Remembering Grimstad


 As summer is waning, it's time to look back on what it brought us. As always, weather was unstable, but the various destinations we visited didn't at all let us down. And first on the list of places to go was Grimstad, in the deep South of Norway.


The South Country is a geographical term that stands for the coastal rim facing the often unruly, perilous strait between Norway and Denmark. Dotted with small, charming towns, the South Country boasts an inviting climate, astounding scenic beauty as well as an almost confusing array of options in terms of marine, outdoor activities. So, instead of languishing under the dark rainclouds of Bergen, we instead chose this year to go hunting for sun and fun in this touristic hot spot.


HOW I WAS WON (OVER)


My wife practically spent all of her childhood summers on various camping grounds in Scandinavia. It was cheap, you could move from place to place at a leisurely pace of your own choosing, and only bringing a tent meant you also travelled light - never worrying whether your vehicle would break down from the heavy load.


So when we married in 1996, my sweetheart argued persuasively in favour of this low-budget form of holidaymaking, and swiftly won me over despite my initial misgivings and reservations about 'mingling' with countless strangers. I had no previous experience to bolster my rapidly melting resistance. I had simply inherited a downright prejudiced view of anyone willingly spending their precious time off in this way.


But not anymore. I am a fan, albeit experience has taught me that sleep is an elusive companion during these times of family and bonding.


GRIMSTAD


Oddly, Grimstad may very well mean 'Ugly town' (Old Norse). But this picturesque town is anything but ugly. On the contrary, it's cosy, compact and ideal for a unit of five (as we were) in periodical need of food, drink and inexpensive entertainment. Yes, I know the price level in Norway is prohibiting, according to foreign holidaymakers, but if you're not given to high-brow habits and tastes, there are tactile delights awaiting you even as you casually stroll the cobbled narrow streets and public squares.
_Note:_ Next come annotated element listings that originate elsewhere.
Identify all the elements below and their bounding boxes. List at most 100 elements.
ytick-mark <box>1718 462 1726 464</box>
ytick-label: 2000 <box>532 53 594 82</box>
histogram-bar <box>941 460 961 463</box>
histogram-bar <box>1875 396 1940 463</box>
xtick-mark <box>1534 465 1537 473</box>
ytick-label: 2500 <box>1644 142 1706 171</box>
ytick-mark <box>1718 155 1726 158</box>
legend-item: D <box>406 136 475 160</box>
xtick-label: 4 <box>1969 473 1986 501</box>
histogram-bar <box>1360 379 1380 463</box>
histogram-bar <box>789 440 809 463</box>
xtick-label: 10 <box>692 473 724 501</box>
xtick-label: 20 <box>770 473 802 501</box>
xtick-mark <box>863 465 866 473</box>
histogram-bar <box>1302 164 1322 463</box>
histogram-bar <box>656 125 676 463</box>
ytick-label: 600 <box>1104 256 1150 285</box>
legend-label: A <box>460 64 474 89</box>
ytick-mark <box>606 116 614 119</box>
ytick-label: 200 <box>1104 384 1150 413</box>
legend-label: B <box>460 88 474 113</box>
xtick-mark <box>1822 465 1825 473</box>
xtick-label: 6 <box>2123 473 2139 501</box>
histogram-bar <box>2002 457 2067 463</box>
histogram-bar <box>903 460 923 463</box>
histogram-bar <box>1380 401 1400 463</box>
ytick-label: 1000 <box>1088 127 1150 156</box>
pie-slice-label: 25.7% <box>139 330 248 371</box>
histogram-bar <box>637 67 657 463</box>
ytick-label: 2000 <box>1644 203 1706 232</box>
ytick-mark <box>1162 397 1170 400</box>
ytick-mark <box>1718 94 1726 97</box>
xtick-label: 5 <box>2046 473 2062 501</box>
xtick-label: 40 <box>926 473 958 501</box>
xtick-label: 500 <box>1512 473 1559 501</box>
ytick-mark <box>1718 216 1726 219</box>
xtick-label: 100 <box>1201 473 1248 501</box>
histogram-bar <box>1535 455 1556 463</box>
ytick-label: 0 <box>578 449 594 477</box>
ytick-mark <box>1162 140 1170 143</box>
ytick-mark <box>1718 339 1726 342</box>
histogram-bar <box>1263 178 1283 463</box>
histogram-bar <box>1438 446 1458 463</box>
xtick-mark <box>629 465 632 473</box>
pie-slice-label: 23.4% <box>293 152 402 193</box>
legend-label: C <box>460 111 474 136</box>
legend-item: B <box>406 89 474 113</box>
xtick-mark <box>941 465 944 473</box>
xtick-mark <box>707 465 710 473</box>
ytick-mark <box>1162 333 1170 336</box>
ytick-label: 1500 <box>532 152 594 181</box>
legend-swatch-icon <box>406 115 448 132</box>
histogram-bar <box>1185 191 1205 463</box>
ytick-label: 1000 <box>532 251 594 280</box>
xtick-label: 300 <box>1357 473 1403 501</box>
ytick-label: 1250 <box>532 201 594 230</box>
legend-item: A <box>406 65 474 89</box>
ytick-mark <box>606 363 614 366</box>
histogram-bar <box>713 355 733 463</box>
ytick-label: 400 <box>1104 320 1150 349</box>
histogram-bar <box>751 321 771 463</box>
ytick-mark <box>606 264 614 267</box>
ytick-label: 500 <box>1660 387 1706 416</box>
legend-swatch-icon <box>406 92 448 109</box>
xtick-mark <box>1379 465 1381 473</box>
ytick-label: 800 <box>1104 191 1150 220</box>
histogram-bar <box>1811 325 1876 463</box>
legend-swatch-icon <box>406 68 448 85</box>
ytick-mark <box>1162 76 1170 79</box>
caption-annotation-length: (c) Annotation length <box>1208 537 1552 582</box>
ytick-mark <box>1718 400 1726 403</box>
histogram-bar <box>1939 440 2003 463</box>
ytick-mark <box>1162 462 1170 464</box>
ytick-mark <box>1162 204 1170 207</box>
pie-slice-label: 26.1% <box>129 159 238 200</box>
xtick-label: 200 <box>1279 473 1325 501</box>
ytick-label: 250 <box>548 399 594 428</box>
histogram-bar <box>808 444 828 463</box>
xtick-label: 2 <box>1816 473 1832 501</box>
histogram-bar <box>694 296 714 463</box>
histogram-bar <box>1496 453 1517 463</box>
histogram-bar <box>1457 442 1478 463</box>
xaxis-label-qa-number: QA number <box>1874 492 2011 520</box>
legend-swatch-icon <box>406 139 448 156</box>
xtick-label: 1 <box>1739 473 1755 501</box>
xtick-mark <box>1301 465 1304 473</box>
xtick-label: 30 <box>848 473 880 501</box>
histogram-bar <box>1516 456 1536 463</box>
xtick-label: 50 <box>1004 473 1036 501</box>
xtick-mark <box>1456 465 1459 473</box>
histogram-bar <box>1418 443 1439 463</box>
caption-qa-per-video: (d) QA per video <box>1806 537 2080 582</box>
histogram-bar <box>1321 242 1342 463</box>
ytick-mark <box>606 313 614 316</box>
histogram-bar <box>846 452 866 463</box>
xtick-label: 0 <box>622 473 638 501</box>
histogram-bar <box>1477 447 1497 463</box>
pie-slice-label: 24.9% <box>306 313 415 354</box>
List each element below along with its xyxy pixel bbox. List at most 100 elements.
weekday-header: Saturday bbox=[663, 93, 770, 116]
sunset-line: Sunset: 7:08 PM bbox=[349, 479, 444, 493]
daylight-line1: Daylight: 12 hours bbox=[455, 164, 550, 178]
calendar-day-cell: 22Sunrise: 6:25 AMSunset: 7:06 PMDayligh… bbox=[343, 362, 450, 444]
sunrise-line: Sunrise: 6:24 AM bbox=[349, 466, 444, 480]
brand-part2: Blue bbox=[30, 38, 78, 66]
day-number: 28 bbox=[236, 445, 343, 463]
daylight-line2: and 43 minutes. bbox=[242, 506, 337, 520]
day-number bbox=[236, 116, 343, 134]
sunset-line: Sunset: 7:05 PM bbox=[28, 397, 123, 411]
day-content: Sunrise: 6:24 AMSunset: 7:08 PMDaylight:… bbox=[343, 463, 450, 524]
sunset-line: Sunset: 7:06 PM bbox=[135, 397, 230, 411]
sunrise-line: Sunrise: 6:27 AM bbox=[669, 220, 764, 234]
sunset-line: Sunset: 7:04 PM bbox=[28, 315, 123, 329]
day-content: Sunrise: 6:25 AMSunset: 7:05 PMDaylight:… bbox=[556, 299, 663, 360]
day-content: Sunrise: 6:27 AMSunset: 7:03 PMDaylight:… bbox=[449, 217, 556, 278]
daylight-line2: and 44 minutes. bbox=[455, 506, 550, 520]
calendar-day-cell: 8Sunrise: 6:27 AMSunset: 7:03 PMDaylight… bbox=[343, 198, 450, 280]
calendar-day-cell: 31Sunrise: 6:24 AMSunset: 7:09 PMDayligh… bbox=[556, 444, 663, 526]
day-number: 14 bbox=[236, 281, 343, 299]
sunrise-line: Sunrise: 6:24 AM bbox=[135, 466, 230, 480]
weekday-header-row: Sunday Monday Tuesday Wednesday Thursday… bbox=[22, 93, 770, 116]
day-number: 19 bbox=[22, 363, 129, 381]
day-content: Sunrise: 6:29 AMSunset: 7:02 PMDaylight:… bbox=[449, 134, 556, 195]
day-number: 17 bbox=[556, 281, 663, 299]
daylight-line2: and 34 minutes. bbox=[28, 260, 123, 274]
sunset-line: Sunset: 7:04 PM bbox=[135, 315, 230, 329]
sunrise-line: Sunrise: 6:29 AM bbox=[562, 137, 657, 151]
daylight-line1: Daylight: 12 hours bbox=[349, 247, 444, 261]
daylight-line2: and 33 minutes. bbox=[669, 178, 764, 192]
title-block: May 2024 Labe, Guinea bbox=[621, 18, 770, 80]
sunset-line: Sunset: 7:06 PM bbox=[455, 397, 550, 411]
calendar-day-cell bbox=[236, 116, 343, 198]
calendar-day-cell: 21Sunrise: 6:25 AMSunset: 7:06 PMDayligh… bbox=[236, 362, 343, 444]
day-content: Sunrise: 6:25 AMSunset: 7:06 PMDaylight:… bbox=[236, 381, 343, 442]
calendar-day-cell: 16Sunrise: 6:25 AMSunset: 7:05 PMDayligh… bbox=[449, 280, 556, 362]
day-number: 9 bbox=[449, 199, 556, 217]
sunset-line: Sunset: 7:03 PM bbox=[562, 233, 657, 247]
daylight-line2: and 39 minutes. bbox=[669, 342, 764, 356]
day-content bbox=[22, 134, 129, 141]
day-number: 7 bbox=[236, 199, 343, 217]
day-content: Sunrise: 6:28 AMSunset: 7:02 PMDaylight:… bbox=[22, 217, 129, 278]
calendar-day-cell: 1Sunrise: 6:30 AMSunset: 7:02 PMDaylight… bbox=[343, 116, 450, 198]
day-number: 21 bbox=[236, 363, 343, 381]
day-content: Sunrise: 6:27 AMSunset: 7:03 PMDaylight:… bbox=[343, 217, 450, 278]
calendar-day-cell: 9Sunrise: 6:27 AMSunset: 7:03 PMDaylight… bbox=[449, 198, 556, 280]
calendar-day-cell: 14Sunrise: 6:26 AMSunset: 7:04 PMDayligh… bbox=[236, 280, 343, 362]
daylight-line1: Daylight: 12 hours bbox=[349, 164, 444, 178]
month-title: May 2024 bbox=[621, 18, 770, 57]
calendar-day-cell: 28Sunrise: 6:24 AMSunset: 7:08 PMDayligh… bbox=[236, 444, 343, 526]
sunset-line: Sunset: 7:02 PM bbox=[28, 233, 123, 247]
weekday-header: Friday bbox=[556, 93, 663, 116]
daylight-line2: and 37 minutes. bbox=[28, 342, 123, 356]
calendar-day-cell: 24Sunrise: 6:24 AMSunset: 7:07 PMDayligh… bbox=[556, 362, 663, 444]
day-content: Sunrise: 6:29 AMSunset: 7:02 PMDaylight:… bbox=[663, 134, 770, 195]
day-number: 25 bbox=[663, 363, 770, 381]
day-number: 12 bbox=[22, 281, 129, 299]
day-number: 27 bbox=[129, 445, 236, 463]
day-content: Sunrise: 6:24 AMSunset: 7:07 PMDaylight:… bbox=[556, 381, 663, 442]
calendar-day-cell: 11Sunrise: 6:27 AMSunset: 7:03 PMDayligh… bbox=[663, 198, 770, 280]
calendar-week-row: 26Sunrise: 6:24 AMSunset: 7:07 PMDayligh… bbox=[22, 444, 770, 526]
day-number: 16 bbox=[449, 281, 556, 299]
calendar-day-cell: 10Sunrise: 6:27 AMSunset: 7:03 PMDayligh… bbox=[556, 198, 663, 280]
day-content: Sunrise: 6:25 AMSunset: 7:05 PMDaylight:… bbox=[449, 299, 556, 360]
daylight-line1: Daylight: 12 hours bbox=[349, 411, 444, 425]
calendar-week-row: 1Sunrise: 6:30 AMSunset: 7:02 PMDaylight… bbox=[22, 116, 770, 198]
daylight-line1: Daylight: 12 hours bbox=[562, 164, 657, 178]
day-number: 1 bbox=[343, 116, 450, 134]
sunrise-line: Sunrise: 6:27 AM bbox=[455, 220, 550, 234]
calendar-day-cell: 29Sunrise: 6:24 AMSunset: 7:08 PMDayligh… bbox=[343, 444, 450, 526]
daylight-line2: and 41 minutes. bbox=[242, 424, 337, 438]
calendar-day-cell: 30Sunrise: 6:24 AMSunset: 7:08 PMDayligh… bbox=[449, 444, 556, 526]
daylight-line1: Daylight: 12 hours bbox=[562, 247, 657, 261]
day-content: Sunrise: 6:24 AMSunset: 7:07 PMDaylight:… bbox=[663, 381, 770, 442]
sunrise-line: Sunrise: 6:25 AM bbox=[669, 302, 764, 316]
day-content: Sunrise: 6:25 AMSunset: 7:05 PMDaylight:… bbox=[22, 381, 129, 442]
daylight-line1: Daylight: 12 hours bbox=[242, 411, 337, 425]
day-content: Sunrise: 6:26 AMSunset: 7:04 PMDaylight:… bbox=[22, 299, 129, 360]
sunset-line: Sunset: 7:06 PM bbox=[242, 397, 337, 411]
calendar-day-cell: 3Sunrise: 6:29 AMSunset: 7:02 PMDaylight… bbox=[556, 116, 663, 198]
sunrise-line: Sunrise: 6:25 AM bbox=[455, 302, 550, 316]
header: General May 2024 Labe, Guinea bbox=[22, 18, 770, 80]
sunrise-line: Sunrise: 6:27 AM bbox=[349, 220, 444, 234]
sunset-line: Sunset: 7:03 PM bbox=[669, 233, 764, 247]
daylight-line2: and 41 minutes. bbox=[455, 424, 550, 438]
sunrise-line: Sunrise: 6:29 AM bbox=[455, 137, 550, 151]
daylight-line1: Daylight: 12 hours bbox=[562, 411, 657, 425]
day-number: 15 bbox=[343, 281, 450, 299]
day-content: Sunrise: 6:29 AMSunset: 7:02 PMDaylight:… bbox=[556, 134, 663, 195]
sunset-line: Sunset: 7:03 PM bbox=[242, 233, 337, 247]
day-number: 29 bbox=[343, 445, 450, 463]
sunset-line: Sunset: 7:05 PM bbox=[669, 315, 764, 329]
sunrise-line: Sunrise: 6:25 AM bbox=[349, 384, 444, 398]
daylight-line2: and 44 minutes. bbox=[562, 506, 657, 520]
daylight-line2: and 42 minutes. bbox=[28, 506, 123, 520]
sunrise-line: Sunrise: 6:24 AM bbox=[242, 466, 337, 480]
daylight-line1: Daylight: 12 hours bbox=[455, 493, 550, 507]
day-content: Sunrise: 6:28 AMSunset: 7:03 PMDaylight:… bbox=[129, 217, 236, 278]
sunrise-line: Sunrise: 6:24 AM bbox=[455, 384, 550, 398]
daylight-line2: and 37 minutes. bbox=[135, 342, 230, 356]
Moysanden Camping, a mere four kilometres outside the town centre, is reputedly the only five-star camping facility in the country. For ten consecutive days, it was our temporary holiday 'home' offering the weather we'd come looking for, as well as a decidedly laidback holiday atmosphere fortified by the encircling presence of travellers dead set on avoiding the usual Norwegian affinity for introversion and isolation. 


ROW, ROW THE BOAT


The long, bright Scandinavian summer nights are legendary among those who are not commonly blessed by them. To us natives as well they're a rare treat of extra sun and a cherished opportunity to stay up and outdoors longer than usual. And when the relative hustle and bustle of campsite chores has died down, it's time to indulge the pull of the calm bay waters.


My son early on expressed his desire to hire a rowing boat, and learn the surprisingly difficult skill of handling such a technologically simple vehicle. And for the meagre sum of 30 kroner, he was granted his wish. Less than two hours before midnight in mid-July, unbridled laughter rippled across the watery surface as we were grappling with a pair of oars that proved difficult to synchronize. We doggedly stayed close to the rocky shore, not certain that our muscular strength would allow for an aquatic adventure beyond the neighbouring islets. We certainly earned a pair of huge blisters from our date with the salty liquid, but it was worth it in very possible way.


For the remainder of our stay, we preferred terrestrial activities such as sightseeing new and unfamiliar places - like the priceless pearl of Lillesand, and familiarizing ourselves with the dubious benefits of overcrowded shopping malls in Arendal. All in all, the stretch of soil called the South Country lived up to the myths that surround it. And that's not bad. On the contrary, it makes it higly plausible that we'll one day return for another tete-a-tete with the friendly folk down there.